This is a test of Rekuru’s emergency broadcast system.

This is an unscheduled post, but I must warn everyone about a safety hazard related to an application found in all good Mac-fearing households, iTunes. In a truly bizarre phenomenon I recently stumbled over, anime songs have begun to appear on iTunes. And not just the theme songs of big shows like Naruto and Bleach, but Aki Hata’s brilliant Lucky Star character songs. Which is great. Or would be, if they were the actual songs and not cover versions.

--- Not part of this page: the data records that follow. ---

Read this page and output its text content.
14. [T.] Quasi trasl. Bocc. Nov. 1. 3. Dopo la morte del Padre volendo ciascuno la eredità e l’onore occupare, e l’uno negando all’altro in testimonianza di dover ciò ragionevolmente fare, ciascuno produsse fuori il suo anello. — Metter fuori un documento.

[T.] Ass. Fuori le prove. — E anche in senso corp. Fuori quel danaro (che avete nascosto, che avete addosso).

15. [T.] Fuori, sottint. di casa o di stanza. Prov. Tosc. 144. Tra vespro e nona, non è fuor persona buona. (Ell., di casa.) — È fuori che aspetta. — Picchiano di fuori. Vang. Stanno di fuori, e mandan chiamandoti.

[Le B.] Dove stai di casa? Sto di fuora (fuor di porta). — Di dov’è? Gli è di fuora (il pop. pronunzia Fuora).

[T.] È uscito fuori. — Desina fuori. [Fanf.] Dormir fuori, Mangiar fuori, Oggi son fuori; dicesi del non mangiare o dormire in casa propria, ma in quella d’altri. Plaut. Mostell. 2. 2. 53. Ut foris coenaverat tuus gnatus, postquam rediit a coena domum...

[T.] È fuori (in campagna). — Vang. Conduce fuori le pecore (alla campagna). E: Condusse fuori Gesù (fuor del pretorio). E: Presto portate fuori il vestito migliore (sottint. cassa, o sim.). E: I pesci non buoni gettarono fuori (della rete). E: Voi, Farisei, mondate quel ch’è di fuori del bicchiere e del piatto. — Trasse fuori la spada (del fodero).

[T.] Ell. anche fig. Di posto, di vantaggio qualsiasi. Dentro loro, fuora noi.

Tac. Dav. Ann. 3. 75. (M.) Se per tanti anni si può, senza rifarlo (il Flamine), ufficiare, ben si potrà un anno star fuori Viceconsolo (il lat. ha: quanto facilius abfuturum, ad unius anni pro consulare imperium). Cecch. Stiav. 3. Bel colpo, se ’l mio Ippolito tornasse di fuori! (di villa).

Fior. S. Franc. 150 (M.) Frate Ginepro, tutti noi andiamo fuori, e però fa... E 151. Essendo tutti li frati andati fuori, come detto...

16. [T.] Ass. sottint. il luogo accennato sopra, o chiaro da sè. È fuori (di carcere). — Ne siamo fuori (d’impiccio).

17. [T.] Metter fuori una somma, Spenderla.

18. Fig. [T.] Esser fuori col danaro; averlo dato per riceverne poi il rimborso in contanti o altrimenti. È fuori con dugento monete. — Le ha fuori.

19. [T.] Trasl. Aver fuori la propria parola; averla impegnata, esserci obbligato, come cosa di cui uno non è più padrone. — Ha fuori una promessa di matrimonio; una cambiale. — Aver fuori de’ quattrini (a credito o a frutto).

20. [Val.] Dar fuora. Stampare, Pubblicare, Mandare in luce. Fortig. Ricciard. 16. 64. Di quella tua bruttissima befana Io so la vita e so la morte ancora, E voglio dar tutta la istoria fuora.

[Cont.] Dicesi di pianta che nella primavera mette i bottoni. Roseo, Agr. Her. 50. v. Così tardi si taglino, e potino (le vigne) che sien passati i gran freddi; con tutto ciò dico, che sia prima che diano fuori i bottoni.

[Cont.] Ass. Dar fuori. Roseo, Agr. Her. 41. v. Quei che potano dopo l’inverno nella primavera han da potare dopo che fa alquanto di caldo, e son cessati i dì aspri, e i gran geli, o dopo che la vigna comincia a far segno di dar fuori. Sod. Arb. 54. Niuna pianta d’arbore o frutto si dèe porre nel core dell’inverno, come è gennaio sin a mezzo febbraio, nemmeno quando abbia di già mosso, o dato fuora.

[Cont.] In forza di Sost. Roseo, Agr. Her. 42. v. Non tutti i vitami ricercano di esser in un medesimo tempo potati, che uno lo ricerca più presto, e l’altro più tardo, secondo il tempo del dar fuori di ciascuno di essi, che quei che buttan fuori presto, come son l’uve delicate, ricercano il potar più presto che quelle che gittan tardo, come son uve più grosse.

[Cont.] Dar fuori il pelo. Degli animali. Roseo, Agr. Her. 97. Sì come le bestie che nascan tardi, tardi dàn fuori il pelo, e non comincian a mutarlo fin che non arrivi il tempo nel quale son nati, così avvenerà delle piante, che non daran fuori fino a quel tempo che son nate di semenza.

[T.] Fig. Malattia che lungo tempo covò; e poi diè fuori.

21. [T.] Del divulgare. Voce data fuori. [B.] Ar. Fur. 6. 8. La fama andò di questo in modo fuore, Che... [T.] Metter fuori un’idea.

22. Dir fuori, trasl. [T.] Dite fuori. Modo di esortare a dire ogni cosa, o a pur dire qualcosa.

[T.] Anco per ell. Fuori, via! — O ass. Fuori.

To be fair, one can’t accuse iTunes of fraud: all the songs are properly credited to artists other than the original. But an effort has clearly been made to make them sound like the originals, and for example, Haruhi’s God Knows (originally sung by her voice actress, Aya Hirano) is credited to some artist simply called Aya. It seems quite likely that the distributer hopes some people will buy these, mistaking them for the originals. Some of the covers are pretty good (I’m satisfied with the version of Zetsubou-sensei’s Kuusou Rumba I downloaded), but their Motteke: Sailor Fuku, an otaku anthem, is a disaster. Perhaps for some this is better than nothing; but I’m still awfully suspicious about how this is being put over.

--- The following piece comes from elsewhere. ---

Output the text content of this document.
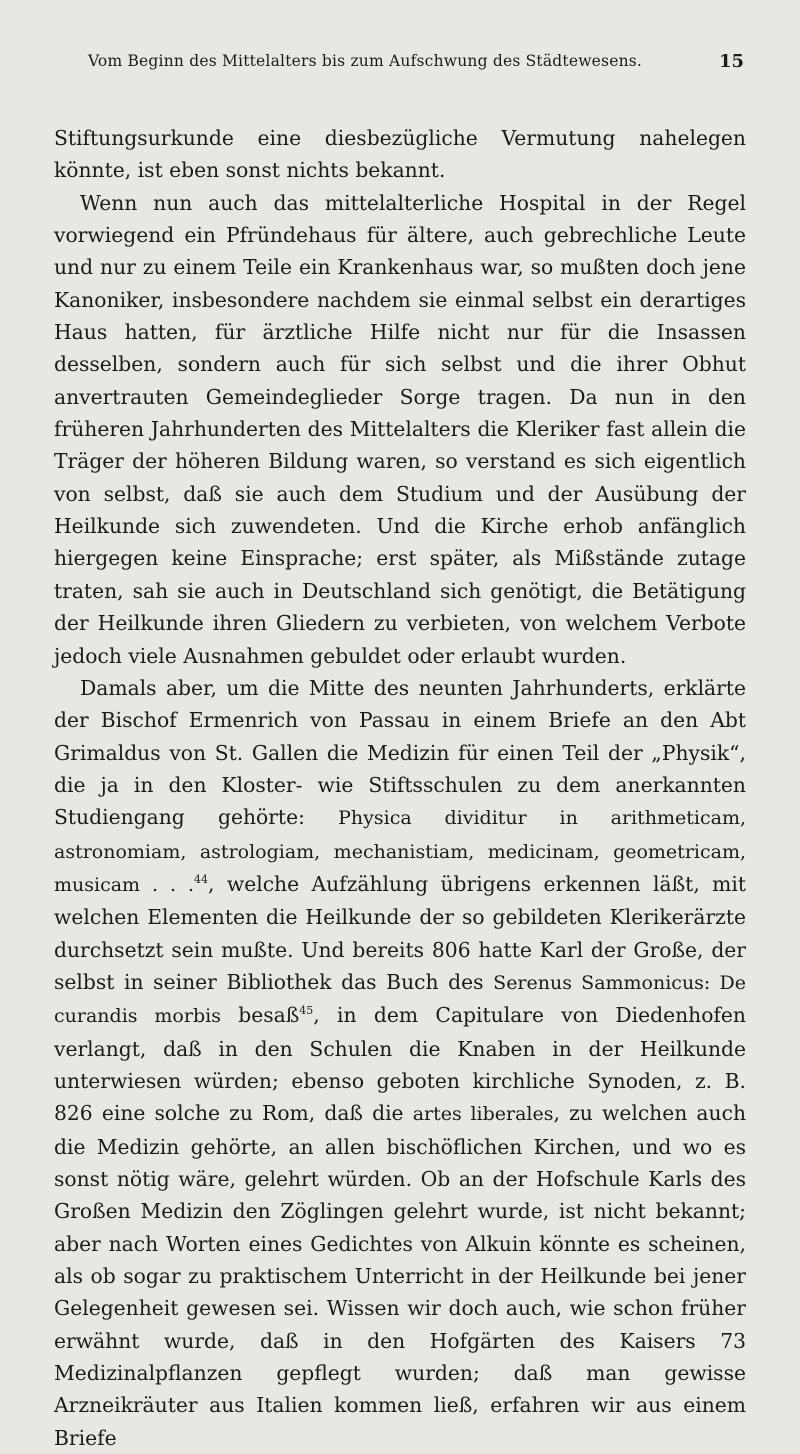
Vom Beginn des Mittelalters bis zum Aufschwung des Städtewesens.	15

Stiftungsurkunde eine diesbezügliche Vermutung nahelegen könnte, ist eben sonst nichts bekannt.

Wenn nun auch das mittelalterliche Hospital in der Regel vorwiegend ein Pfründehaus für ältere, auch gebrechliche Leute und nur zu einem Teile ein Krankenhaus war, so mußten doch jene Kanoniker, insbesondere nachdem sie einmal selbst ein derartiges Haus hatten, für ärztliche Hilfe nicht nur für die Insassen desselben, sondern auch für sich selbst und die ihrer Obhut anvertrauten Gemeindeglieder Sorge tragen. Da nun in den früheren Jahrhunderten des Mittelalters die Kleriker fast allein die Träger der höheren Bildung waren, so verstand es sich eigentlich von selbst, daß sie auch dem Studium und der Ausübung der Heilkunde sich zuwendeten. Und die Kirche erhob anfänglich hiergegen keine Einsprache; erst später, als Mißstände zutage traten, sah sie auch in Deutschland sich genötigt, die Betätigung der Heilkunde ihren Gliedern zu verbieten, von welchem Verbote jedoch viele Ausnahmen gebuldet oder erlaubt wurden.

Damals aber, um die Mitte des neunten Jahrhunderts, erklärte der Bischof Ermenrich von Passau in einem Briefe an den Abt Grimaldus von St. Gallen die Medizin für einen Teil der „Physik“, die ja in den Kloster- wie Stiftsschulen zu dem anerkannten Studiengang gehörte: Physica dividitur in arithmeticam, astronomiam, astrologiam, mechanistiam, medicinam, geometricam, musicam . . .$^{44}$, welche Aufzählung übrigens erkennen läßt, mit welchen Elementen die Heilkunde der so gebildeten Klerikerärzte durchsetzt sein mußte. Und bereits 806 hatte Karl der Große, der selbst in seiner Bibliothek das Buch des Serenus Sammonicus: De curandis morbis besaß$^{45}$, in dem Capitulare von Diedenhofen verlangt, daß in den Schulen die Knaben in der Heilkunde unterwiesen würden; ebenso geboten kirchliche Synoden, z. B. 826 eine solche zu Rom, daß die artes liberales, zu welchen auch die Medizin gehörte, an allen bischöflichen Kirchen, und wo es sonst nötig wäre, gelehrt würden. Ob an der Hofschule Karls des Großen Medizin den Zöglingen gelehrt wurde, ist nicht bekannt; aber nach Worten eines Gedichtes von Alkuin könnte es scheinen, als ob sogar zu praktischem Unterricht in der Heilkunde bei jener Gelegenheit gewesen sei. Wissen wir doch auch, wie schon früher erwähnt wurde, daß in den Hofgärten des Kaisers 73 Medizinalpflanzen gepflegt wurden; daß man gewisse Arzneikräuter aus Italien kommen ließ, erfahren wir aus einem Briefe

The covers appear on albums called the Japan Animesong Collection. I read here that this is the result of a collaboration between iTunes, Bandai (the distributors of Haruhi and Lucky Star among others) and Lantis, the company which holds the rights to many of these songs. I’m no industry insider, but I’ve been slowing getting the sense that perhaps Bandai, bloated with arrogance from the success of Haruhi, views its American fans with contempt: take the inexplicably clumsy translation of the Lucky Star manga, and the spotty marketing of its heir apparent, Kannagi: Crazy Shrine Maidens. I don’t know if there’s any truth in this, but I may do some research and get back to you guys.

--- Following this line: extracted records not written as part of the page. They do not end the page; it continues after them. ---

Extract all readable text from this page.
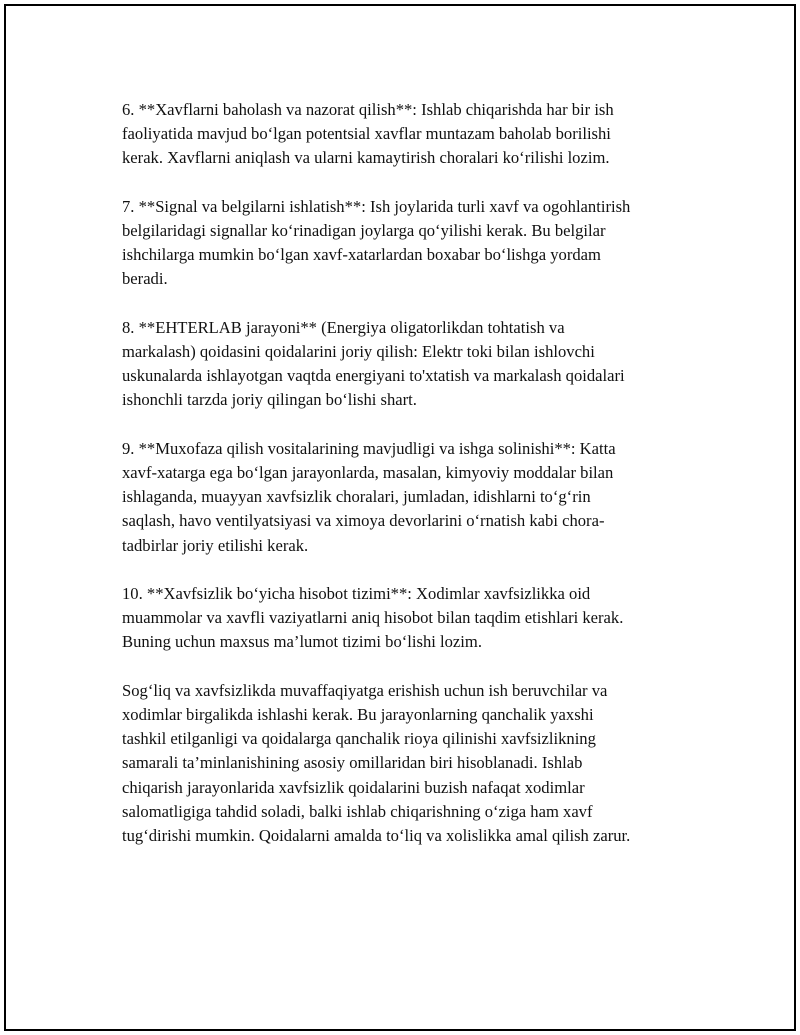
6. **Xavflarni baholash va nazorat qilish**: Ishlab chiqarishda har bir ish
faoliyatida mavjud bo‘lgan potentsial xavflar muntazam baholab borilishi
kerak. Xavflarni aniqlash va ularni kamaytirish choralari ko‘rilishi lozim.

7. **Signal va belgilarni ishlatish**: Ish joylarida turli xavf va ogohlantirish
belgilaridagi signallar ko‘rinadigan joylarga qo‘yilishi kerak. Bu belgilar
ishchilarga mumkin bo‘lgan xavf-xatarlardan boxabar bo‘lishga yordam
beradi.

8. **EHTERLAB jarayoni** (Energiya oligatorlikdan tohtatish va
markalash) qoidasini qoidalarini joriy qilish: Elektr toki bilan ishlovchi
uskunalarda ishlayotgan vaqtda energiyani to'xtatish va markalash qoidalari
ishonchli tarzda joriy qilingan bo‘lishi shart.

9. **Muxofaza qilish vositalarining mavjudligi va ishga solinishi**: Katta
xavf-xatarga ega bo‘lgan jarayonlarda, masalan, kimyoviy moddalar bilan
ishlaganda, muayyan xavfsizlik choralari, jumladan, idishlarni to‘g‘rin
saqlash, havo ventilyatsiyasi va ximoya devorlarini o‘rnatish kabi chora-
tadbirlar joriy etilishi kerak.

10. **Xavfsizlik bo‘yicha hisobot tizimi**: Xodimlar xavfsizlikka oid
muammolar va xavfli vaziyatlarni aniq hisobot bilan taqdim etishlari kerak.
Buning uchun maxsus ma’lumot tizimi bo‘lishi lozim.

Sog‘liq va xavfsizlikda muvaffaqiyatga erishish uchun ish beruvchilar va
xodimlar birgalikda ishlashi kerak. Bu jarayonlarning qanchalik yaxshi
tashkil etilganligi va qoidalarga qanchalik rioya qilinishi xavfsizlikning
samarali ta’minlanishining asosiy omillaridan biri hisoblanadi. Ishlab
chiqarish jarayonlarida xavfsizlik qoidalarini buzish nafaqat xodimlar
salomatligiga tahdid soladi, balki ishlab chiqarishning o‘ziga ham xavf
tug‘dirishi mumkin. Qoidalarni amalda to‘liq va xolislikka amal qilish zarur.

In the mean time: these are great songs. You owe it to yourself to buy them in the original, even if it means paying Amazon’s exorbitant import prices. I just can’t stand the thought of some poor kid downloading the cover of Tsukasa’s Negide RESETTO and listening to it for months, taking it for the original. That would be, to quote They Might Be Giants, like “the people chained up in the cave, in the allegory of the people in the cave by the Greek guy.”